This piece is a little experimental and mostly accidental. I’d welcome constructive feedback.
Do we measure sparks by the fire they produce? By how they sprout tongues and feet, traveling miles, sometimes lighting a ring of fire so they’re back where they broke out?
What about the sparks that don’t empty themselves, that never find fuel, the ones that die after a single moment of brilliance?
And why don’t sparks have a longer shelf life? Why don’t they wait a moment longer before dying?
Sometimes I wonder if I have the spark, that last remnant of what you’d call, inspired magic. A few other times, I wonder if I am the spark, igniting a few around me.
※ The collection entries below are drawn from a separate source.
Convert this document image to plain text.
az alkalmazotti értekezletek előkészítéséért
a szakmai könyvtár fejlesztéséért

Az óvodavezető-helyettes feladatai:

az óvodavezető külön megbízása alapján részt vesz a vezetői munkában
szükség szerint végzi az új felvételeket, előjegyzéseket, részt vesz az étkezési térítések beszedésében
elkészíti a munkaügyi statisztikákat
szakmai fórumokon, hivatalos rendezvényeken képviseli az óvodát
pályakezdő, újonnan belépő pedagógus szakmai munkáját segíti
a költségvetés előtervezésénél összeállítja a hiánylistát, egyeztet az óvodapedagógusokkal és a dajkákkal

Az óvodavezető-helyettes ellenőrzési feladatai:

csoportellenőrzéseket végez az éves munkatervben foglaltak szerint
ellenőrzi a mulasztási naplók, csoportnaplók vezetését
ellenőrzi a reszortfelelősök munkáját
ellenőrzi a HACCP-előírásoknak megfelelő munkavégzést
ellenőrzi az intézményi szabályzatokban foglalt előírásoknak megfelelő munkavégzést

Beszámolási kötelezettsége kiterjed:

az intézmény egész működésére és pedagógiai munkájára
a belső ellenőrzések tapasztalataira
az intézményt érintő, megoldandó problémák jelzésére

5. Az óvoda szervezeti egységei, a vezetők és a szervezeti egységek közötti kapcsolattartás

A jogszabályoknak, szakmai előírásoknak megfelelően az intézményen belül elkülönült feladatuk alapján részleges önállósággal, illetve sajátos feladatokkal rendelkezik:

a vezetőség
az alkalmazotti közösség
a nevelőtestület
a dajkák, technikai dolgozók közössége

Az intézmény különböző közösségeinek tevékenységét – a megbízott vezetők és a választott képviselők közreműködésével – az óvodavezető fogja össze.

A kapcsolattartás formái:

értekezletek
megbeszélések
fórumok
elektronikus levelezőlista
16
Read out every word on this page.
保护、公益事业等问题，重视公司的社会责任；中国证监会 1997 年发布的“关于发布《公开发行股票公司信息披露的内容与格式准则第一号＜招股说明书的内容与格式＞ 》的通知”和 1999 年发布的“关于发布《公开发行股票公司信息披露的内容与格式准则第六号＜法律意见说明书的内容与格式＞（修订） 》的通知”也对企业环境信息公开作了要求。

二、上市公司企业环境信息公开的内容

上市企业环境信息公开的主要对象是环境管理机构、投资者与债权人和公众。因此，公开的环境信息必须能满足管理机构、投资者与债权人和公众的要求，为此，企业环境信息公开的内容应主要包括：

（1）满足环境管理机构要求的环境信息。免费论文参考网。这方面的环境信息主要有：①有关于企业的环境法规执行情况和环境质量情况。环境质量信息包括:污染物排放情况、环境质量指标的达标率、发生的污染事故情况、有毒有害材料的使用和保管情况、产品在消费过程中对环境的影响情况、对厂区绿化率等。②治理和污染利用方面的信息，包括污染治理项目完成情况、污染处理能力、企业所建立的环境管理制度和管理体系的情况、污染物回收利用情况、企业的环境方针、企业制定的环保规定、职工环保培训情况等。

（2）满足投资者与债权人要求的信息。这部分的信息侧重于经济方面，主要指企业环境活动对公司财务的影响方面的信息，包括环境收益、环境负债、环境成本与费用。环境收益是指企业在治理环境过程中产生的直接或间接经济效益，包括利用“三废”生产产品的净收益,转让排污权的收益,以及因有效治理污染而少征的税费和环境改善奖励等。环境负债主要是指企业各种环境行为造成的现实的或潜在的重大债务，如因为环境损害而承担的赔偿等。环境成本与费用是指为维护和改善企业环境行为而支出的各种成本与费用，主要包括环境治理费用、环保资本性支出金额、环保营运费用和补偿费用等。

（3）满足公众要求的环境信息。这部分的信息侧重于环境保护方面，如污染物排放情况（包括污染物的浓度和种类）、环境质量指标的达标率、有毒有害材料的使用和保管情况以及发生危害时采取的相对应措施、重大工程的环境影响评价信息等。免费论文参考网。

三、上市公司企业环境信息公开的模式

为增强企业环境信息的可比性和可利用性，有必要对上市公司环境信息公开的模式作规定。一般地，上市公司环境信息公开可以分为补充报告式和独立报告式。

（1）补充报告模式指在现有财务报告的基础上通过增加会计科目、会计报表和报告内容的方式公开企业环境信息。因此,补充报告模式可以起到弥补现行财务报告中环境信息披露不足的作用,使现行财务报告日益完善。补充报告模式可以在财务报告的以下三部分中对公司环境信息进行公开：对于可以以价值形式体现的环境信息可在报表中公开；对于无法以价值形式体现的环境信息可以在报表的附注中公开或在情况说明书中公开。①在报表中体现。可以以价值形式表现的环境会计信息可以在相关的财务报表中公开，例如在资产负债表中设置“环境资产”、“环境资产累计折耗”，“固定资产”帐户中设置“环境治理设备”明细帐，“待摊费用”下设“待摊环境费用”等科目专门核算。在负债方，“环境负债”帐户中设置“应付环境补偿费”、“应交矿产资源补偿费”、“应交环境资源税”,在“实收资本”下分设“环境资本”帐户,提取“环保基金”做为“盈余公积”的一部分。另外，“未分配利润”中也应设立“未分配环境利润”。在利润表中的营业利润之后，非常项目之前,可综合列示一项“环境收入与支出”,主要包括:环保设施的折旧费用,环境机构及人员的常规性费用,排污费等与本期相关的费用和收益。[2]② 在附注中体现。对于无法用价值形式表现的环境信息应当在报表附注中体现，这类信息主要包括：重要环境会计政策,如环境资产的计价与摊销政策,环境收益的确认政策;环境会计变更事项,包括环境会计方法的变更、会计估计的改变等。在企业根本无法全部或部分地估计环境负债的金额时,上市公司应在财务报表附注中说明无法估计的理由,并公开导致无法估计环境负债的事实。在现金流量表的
Today is one of those days, when I question such hypotheses.
And what if, right now, I’m swimming in a trench, equipped with gills and fins, moving with the current, or even against it? What if I’m moving with blinkers on, my senses numbed, treating the fluid flesh of water like a skyful of air, expecting to breathe out fire, when what I need most, is to come to the surface, catch an eyeful of sunlight, and dive down to the trenches again, with that precisely timed whip of my tailfin?
What if fires could live in water too? What if they already do?
And who knows, someday, a fragment of a fire might leap off the rocks on land. It might slash its way through the waters and make its way to the trenches or float in limbo between the surface and the ocean bed.
As for me, I will keep swimming. I must be in good shape when I meet that red hot burst of red, floating or swimming. Or sinking.